The valley is surrounded by the densely wooded ridges of the Hoher Bogen and the Kunisch Mountains in the north and by the crests of the Arber and Kaitersberg in the south. There are numerous hiking trails to the surrounding summits as well as along the valley. Hiking, walking, cycling and, in winter, cross-country skiing are popular activities.
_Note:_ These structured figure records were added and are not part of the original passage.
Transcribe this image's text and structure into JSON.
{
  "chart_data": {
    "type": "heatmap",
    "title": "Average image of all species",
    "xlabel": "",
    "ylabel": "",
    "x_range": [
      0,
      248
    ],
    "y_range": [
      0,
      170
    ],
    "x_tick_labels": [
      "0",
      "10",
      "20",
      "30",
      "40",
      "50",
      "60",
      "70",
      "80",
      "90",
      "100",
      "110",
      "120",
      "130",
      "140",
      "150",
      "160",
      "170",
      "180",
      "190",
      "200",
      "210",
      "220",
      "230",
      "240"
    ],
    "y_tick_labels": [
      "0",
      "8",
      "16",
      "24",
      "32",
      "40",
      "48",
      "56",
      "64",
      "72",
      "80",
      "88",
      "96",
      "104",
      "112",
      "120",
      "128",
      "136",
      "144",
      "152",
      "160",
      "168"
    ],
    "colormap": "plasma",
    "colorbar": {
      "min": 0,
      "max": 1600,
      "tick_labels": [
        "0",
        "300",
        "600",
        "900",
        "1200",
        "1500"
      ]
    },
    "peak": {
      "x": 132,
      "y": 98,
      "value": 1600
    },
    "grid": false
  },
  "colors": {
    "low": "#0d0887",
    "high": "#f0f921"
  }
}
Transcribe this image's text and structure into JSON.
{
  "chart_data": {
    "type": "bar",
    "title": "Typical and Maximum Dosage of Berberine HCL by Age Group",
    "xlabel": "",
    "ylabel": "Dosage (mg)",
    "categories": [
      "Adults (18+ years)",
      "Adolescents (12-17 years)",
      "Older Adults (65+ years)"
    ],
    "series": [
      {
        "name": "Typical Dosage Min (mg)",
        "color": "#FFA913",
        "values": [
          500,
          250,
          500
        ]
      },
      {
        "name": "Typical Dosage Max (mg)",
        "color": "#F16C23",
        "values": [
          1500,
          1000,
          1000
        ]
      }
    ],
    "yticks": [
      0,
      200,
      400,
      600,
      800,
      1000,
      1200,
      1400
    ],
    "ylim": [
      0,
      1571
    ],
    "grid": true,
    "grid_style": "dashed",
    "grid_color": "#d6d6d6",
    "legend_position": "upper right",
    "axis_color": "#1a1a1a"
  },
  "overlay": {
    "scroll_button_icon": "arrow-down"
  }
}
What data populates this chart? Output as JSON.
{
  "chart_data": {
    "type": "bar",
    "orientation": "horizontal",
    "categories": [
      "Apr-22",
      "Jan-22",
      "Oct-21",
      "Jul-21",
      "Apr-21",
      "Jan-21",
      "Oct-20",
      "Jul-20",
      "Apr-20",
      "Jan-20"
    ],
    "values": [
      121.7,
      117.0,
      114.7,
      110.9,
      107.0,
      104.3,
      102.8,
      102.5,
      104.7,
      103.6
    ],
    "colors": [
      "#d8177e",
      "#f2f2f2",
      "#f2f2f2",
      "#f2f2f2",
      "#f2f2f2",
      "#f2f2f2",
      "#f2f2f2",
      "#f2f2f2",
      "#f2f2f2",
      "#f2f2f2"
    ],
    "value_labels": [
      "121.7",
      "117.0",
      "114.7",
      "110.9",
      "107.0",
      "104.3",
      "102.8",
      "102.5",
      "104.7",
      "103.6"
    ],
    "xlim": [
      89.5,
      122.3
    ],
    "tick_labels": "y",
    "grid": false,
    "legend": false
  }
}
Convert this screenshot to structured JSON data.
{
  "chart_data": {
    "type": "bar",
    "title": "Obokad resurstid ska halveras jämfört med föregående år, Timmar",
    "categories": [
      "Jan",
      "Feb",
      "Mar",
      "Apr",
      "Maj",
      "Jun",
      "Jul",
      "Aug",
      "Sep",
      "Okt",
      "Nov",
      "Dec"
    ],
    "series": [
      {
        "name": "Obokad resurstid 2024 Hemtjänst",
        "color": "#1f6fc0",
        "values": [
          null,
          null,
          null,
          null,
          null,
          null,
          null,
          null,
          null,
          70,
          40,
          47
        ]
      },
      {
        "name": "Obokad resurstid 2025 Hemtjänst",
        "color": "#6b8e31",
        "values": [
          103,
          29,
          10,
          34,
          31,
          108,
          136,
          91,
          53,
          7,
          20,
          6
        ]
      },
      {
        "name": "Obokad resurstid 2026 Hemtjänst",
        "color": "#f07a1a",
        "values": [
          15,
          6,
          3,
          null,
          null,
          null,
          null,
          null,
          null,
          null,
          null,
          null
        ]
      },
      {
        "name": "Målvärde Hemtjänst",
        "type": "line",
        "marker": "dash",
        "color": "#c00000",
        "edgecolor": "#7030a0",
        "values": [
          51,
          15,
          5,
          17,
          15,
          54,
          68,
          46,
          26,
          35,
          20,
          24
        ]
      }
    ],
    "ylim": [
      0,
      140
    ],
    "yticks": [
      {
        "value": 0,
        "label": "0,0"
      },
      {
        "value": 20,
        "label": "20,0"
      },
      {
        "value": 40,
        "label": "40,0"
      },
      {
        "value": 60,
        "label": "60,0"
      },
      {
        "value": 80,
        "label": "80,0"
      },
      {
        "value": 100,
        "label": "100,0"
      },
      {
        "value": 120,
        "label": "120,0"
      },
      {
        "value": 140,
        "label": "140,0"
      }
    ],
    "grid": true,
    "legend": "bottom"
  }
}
The Lamer Winkel is not only accessible by car, but also with the Oberpfalzbahn railway, which runs from Cham to Lam. The latter is the largest village in the valley and gives it its name. It remains an unspoilt market village.

Bayerischer-wald.org offers a regional description of the Lamer Winkel as a valley tourism destination framed by the Osser, Arber, and Kaitersberg mountains, listing the main towns.

== History ==

The Lamer Winkel was first developed in 1279 by clearance and settlement activity under the aegis of Rott am Inn Abbey. By 1420 most of the villages outside Lam had been established. In the 15th century, the Hussite Wars and Böckler War led to considerable devastation and abandonment. In the 16th century the villages and farmsteads were rebuilt The old glassworks, glass grinding workshops and hammer mills in Lohberghütte and Schrenkenthal developed into early industrial sites in the 19th century.